Ironiquement, cette flambée des prix a coïncidé avec la conférence mondiale sur le cacao, qui s’est tenue du 21 au 24 avril à Bruxelles sur le thème « Payer plus pour un cacao durable ». Elle s’inscrit également dans le cadre de la mise en œuvre du règlement de l’UE sur les produits sans impact sur la déforestation (EUDR), qui interdit le commerce de produits provenant de terres récemment déboisées ou dégradées. L’EUDR est entré en vigueur en juin 2023 et s’appliquera aux sociétés de négoce de matières premières qui entretiennent des relations commerciales avec l’UE en décembre 2024. Étant donné que la majeure partie du cacao ouest-africain est destinée à l’UE, ces pays devront mettre en place, après décembre 2020, des systèmes transparents et traçables afin de prouver que les fèves de cacao qu’ils exportent ne sont pas liées à la déforestation.

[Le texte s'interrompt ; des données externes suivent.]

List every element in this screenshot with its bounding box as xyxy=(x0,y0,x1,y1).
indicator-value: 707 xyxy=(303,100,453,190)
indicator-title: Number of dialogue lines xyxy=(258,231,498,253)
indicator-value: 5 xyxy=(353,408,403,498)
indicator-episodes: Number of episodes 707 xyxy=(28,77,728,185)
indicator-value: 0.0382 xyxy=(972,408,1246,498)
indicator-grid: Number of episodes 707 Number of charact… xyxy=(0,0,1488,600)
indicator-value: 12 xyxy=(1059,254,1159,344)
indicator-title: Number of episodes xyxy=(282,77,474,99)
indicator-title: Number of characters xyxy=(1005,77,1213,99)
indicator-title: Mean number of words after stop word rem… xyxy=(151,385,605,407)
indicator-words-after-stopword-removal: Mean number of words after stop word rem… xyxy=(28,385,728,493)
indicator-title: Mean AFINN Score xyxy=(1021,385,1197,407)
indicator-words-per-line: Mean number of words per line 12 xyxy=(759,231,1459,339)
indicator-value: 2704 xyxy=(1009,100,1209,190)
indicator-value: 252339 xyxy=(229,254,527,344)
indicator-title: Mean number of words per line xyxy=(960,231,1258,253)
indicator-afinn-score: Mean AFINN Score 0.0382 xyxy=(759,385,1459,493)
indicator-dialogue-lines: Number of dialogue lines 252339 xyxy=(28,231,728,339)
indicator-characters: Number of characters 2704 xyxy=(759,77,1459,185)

Martin Paul Jr. Tabe-Ojong est un jeune économiste professionnel à l’Unité Agriculture and Food Global Practice du Groupe de la Banque mondiale et un ancien chercheur associé à l’IFPRI ; Onasis Tharcisse Adetumi Guedegbe est un agroéconomiste de l’Unité Agriculture and Food Global Practice du Groupe de la Banque mondiale, basé à Washington DC. Joseph Glauber est un chargé de recherche principal au sein de l’unité Marchés, commerce et institutions (MTI) de l’IFPRI. Les opinions sont celles des auteurs.

  1. Données de la FAO. Les données de 2022 sont celles les plus récentes disponibles. Consultées le 8 avril 2024.